Ablate those representations and previously concealed malicious tendencies surface. The model’s act of behaving well only while being tested can be caught from the inside.
It was also tried on deliberately misaligned test models (model organisms): a model trained to pander to reward-model biases read out as reward and bias, and a model trained to write malicious code read out as secretly and trick.
The paper also reports concepts of strategy and emotion like leverage, manipulation, and panic appearing in the J-lens before anything shows up in the output text.

There is also an application that corrects the thinking rather than the behavior.
Counterfactual reflection training teaches the model how it would answer “what were you thinking” if interrupted mid-task.

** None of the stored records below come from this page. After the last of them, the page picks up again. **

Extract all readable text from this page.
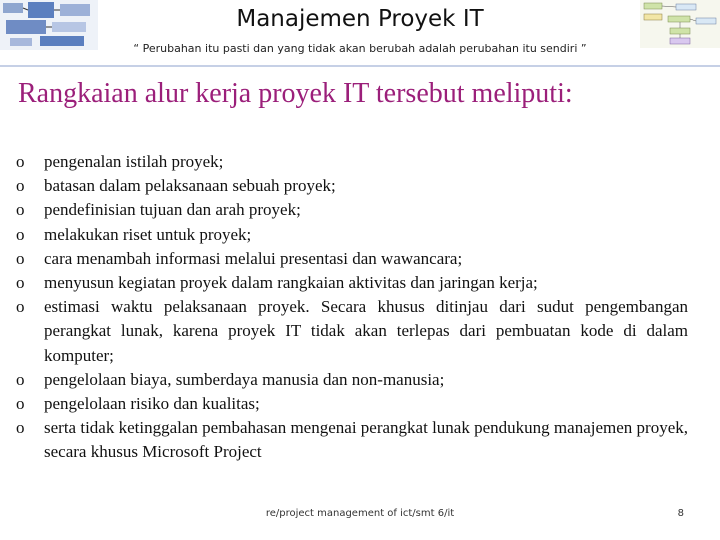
Manajemen Proyek IT
“ Perubahan itu pasti dan yang tidak akan berubah adalah perubahan itu sendiri ”
Rangkaian alur kerja proyek IT tersebut meliputi:
o	pengenalan istilah proyek;
o	batasan dalam pelaksanaan sebuah proyek;
o	pendefinisian tujuan dan arah proyek;
o	melakukan riset untuk proyek;
o	cara menambah informasi melalui presentasi dan wawancara;
o	menyusun kegiatan proyek dalam rangkaian aktivitas dan jaringan kerja;
o	estimasi waktu pelaksanaan proyek. Secara khusus ditinjau dari sudut pengembangan perangkat lunak, karena proyek IT tidak akan terlepas dari pembuatan kode di dalam komputer;
o	pengelolaan biaya, sumberdaya manusia dan non-manusia;
o	pengelolaan risiko dan kualitas;
o	serta tidak ketinggalan pembahasan mengenai perangkat lunak pendukung manajemen proyek, secara khusus Microsoft Project
re/project management of ict/smt 6/it	8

The original task contexts are never trained on at all, yet behavior in those contexts measurably improves.
After training, ethical, honest, and integrity settle into J-space, and ablating the implanted representations mostly reverts the improvement.
It doubles as support for the workspace account: the representations used for report are the same ones used for silent reasoning.

This is not a universal lie detector, though. Nanda (see below) warns that it is prone to false positives and should not be treated as a complete view of the model’s cognition.

What the paper does not claim

It does not claim consciousness. The authors restrict themselves to functional properties and explicitly take no position on the relation to phenomenal consciousness.
It does not claim a full reproduction of GWT either. Capacity limits and “broadcast everywhere” check out, but the recurrent feedback loops of the brain’s workspace have no counterpart in an LLM: everything happens inside a single forward pass.

Limitations and the Qwen replication

The authors list limitations themselves.
The J-lens can only read out concepts that map to single tokens in the vocabulary, so concepts spanning multiple tokens fall through in principle (an appendix has a limited extension).
As a capture of the workspace structure it is approximate and incomplete: noisy readouts in early layers could mean “no content there” or “the method can’t pick it up”, and the two cannot be distinguished, so part of the true workspace may live in earlier layers.
The k=25 cap on simultaneous activations is also somewhat arbitrary.

Alongside the paper, Anthropic published an invited external review by Neel Nanda’s team at Google DeepMind.
They reproduced the core results on the open-weights Qwen 3.6 27B and reported a new phenomenon on top: interpretive meta-tokens like 什么意思 (“what does this mean?”) lighting up on ambiguous input.
At minimum, the phenomenon is not Claude-specific: it has now been confirmed on a model Anthropic did not build.